Petrokimia Gresik Jadi Saksi Terwujudnya Beras Nasional Timor Leste

JAKARTA – Petrokimia Gresik , perusahaan Solusi Agroindustri anggota holding Pupuk Indonesia berhasil membantu terciptanya sistem ekologi pertanian yang tersebut produktif pada Timor Leste , hingga melahirkan hasil pangan di tempat negara yang digunakan berusia 23 tahun tersebut.
Hal ini disampaikan oleh Direktur Utama Petrokimia Gresik, Dwi Satriyo Annurogo usai hadir di peluncuran beras nasional perdana Timor Leste, di area Dili, beberapa waktu lalu.
Dwi Satriyo menyampaikan bahwa, dukungan ini diberikan Petrokimia Gresik melalui pendampingan budidaya pertanian juga support pupuk nonsubsidi unggulan Petrokimia Gresik. Hasil positif dari pendampingan ini mampu meningkatkan produktivitas pertanian di dalam Timor Leste dari sebelumnya hanya saja 1,5 – 3 ton per Hektare (Ha) menjadi 8-11 ton/Ha atau terjadi peningkatan antara 3 hingga 5 kali lipat.
Selain itu, budidaya bisa jadi diadakan dua hingga tiga kali pada setahun, dari sebelumnya belaka sekali setiap tahunnya.
“Dukungan ini tentu kami berikan setelahnya Petrokimia Gresik mengutamakan amanah di menyalurkan pupuk bersubsidi di dalam pada negeri. Upaya ini sekaligus menjadi partisipasi Petrokimia Gresik pada mengupayakan penduduk dunia, khususnya di dalam kawasan ASEAN yang tersebut sedang padat berdiskusi tentang isu krisis pangan,” ujar Dwi Satriyo.

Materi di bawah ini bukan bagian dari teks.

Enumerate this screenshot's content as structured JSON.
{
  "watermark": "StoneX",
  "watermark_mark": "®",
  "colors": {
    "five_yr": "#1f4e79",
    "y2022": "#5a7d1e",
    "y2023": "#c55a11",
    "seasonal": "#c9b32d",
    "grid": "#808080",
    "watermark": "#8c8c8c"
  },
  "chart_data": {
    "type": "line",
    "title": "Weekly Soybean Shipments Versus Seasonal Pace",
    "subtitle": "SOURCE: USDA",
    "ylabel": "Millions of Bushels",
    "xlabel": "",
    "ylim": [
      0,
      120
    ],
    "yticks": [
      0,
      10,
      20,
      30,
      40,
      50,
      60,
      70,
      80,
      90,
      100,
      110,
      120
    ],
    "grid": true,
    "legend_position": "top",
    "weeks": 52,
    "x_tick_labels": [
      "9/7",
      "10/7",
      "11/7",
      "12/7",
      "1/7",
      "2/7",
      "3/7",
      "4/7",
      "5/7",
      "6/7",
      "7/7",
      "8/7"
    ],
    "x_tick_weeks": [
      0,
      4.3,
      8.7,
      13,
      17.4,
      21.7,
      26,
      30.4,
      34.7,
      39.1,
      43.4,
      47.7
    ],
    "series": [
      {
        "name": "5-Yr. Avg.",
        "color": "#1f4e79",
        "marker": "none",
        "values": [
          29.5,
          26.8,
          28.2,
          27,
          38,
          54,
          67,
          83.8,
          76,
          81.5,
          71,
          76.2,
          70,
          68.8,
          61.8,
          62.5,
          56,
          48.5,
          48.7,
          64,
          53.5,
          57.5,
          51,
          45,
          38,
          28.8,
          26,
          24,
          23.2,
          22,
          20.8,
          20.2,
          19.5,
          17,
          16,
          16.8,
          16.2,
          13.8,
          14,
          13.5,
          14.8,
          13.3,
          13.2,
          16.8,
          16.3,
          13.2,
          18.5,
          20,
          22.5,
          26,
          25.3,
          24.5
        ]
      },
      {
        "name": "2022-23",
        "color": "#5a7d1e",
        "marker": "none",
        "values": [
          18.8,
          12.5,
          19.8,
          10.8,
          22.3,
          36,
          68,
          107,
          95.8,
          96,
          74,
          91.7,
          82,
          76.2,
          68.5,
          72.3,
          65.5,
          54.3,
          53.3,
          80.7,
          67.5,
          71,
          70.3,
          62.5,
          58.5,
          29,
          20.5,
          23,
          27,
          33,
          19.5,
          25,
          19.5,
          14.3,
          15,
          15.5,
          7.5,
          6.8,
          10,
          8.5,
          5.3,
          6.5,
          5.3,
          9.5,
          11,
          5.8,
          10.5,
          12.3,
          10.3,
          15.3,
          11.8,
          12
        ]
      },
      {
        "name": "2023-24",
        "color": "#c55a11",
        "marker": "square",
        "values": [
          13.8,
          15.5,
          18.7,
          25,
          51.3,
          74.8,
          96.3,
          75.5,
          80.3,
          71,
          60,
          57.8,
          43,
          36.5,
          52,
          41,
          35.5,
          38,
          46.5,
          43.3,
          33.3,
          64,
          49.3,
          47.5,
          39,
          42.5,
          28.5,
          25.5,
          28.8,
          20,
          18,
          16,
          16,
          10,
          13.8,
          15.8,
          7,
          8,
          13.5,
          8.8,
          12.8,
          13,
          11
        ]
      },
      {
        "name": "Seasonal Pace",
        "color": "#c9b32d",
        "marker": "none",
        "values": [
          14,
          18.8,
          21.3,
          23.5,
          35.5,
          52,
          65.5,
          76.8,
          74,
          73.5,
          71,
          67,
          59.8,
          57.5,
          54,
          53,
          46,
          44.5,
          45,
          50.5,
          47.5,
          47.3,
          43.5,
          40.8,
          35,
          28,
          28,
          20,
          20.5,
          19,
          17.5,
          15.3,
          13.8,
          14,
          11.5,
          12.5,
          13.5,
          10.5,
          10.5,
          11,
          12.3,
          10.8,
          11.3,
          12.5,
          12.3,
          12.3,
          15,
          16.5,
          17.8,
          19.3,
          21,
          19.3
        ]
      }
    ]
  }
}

Petrokimia Gresik di acara pendampingan budidaya ini bekerja sejenis melalui PT Petrosida Gresik dengan Camara de Comercio e Industria de Timor Leste (CCI LT) mulai Oktober 2023. PT Petrokimia Gresik melalui PT Petrosida Gresik telah dilakukan melaksanakan kegiatan pendampingan budidaya di dalam 10 titik demplot yang mana tersebar dalam wilayah Maliana, Vemase, Los Palos, Manatutu, kemudian Baucau dengan total luasan 10 Ha.
Kegiatan budidaya diadakan dengan menggunakan pupuk nonsubsidi Petrokimia Gresik. Selain itu juga mengaplikasikan pestisida, serta komponen organik dari Petrokimia Gresik Grup.
“Dari hasil panen ini kemudian dijalankan pengolahan oleh CCI LT menjadi hasil pangan dalam bentuk beras. Dan beras bermerk MANA BOOT ini menjadi hasil beras nasional pertama bagi Timor Leste,” ujar Dwi Satriyo.
Ia menambahkan, kerja mirip pendampingan ini akan diperluas pada komoditas potensial Timor Leste, yaitu kentang, jeruk serta tembakau. Sehingga produktivitasnya dapat meningkat dan juga mampu memenuhi permintaan pada negeri.
“Untuk menyukseskan kegiatan perluasan pendampingan ini telah lama dibentuk 13 tenaga aplikator sebagai tenaga agronomis yang digunakan akan menjadi ujung tombak di dalam lapangan. Petrokimia Gresik juga akan membantu upaya pengembangan sumber daya manusia pertanian di dalam Timor Leste yang dimaksud andal dan juga berkualitas demi terwujudnya kemandirian pertanian setempat,” pungkasnya.